Halo sobat biografinesia! Kali ini kita akan membahas biografi Jenderal Sudirman, seorang guru yang menjadi panglima besar TNI pertama Indonesia.
Sudirman hanya seorang rakyat biasa yang diasuh oleh pamannya karena orangtuanya mengalami kesulitan ekonomi.
Meski begitu, Sudirman adalah sosok pejuang yang berjasa bagi negara Indonesia. Bahkan, saat dirinya terkena penyakit TBC, beliau tetap berusaha untuk mempertahankan kemerdekaan Indonesia.
Daripada penasaran, yuk langsung baca biografi Jenderal Sudirman sampai selesai, ya!
Contents
Profil Jenderal Sudirman
Nama: Raden Soedirman
Tempat Lahir: Purbalingga
Tanggal Lahir: 24 Januari 1916
Profesi: Guru, Jenderal Besar TNI
Istri: Alfiah
Anak: Muhammad Teguh Bambang Tjahjadi, Ahmad Tidarwono, Taufik Effendi, Didi Praptiastuti, Titi Wahjuti Satyaningrum, Didi Sutjiati, Didi Pudjiati
Wafat: 29 Januari 1950
Biografi Jenderal Sudirman
Soedirman lahir di daerah Purbalingga, Jawa Tengah, pada 24 Januari 1916. Beliau terlahir dari keluarga biasa dengan ekonomi berkecukupan.

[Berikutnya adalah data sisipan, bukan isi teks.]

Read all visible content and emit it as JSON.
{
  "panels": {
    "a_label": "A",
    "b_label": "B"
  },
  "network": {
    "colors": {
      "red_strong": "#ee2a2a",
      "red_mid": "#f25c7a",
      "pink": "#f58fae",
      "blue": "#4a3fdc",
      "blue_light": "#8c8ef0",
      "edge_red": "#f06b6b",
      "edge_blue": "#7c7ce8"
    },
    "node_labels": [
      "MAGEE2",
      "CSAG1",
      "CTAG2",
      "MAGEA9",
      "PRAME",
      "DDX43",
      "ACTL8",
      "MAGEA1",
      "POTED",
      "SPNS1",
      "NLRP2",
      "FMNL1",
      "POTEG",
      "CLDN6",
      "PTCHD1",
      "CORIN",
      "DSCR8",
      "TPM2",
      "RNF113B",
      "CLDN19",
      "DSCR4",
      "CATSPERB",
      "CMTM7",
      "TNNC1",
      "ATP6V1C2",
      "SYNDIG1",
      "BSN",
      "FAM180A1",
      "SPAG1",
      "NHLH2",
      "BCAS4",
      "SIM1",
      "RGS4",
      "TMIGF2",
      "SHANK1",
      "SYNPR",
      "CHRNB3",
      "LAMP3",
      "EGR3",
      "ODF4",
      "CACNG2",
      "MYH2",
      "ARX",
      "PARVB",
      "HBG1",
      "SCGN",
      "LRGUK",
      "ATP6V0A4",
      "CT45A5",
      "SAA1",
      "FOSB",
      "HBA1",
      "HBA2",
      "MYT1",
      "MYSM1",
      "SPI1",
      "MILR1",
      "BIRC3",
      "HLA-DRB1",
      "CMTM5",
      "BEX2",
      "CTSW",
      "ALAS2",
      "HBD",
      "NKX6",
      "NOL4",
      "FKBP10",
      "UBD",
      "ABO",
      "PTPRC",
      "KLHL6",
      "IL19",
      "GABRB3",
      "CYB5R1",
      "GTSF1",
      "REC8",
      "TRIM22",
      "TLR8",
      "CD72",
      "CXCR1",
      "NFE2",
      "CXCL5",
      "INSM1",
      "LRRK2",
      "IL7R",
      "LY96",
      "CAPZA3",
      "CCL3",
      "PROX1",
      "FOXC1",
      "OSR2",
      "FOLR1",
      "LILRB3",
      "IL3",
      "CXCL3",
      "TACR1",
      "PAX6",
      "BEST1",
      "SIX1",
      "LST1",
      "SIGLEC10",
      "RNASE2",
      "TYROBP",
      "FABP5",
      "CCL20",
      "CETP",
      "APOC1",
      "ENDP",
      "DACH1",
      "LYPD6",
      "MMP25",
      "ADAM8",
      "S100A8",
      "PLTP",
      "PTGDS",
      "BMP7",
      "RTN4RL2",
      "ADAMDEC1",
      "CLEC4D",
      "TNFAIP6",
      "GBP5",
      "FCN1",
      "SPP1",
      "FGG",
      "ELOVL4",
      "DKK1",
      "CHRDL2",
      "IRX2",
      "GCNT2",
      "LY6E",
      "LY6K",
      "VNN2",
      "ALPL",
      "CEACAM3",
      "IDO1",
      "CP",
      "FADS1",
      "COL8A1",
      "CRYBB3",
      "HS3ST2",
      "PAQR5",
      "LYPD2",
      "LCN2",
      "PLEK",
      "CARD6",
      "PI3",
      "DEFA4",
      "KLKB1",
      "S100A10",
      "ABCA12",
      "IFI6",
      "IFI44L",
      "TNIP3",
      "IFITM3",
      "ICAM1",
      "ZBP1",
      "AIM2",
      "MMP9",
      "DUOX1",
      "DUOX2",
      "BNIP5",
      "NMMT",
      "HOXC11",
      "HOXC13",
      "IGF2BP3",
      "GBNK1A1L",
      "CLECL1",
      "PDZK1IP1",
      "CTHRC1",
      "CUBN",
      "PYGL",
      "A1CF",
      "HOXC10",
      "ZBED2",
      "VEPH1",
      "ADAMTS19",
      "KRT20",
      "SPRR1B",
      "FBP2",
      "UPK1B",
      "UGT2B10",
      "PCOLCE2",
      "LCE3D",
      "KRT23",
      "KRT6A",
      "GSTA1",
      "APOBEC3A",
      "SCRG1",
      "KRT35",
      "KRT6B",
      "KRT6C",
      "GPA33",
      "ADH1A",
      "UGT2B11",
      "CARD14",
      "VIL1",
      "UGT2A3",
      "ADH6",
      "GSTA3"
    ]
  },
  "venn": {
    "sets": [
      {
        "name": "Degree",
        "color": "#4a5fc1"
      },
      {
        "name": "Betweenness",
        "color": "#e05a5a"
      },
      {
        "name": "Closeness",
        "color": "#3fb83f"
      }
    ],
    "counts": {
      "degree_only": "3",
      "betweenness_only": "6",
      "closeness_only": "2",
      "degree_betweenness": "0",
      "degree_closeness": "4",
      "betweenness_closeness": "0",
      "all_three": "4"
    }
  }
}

Ayahnya bernama Karsid Kartawijaya, bekerja di sebuah pabrik gula daerah Kalibagor, Banyumas. Sementara ibunya, Siyem adalah seorang wanita dari keturunan Wedana Rembang.
Namun, karena permasalahan ekonomi, orangtuanya menitipkan Sudirman kecil kepada seorang camat sekaligus pamannya yang bernama Raden Cokrosunaryo.
Dalam pengasuhan pamannya, Sudirman mendapat gelar kebangsawanan Jawa, sehingga namanya menjadi Raden Soedirman.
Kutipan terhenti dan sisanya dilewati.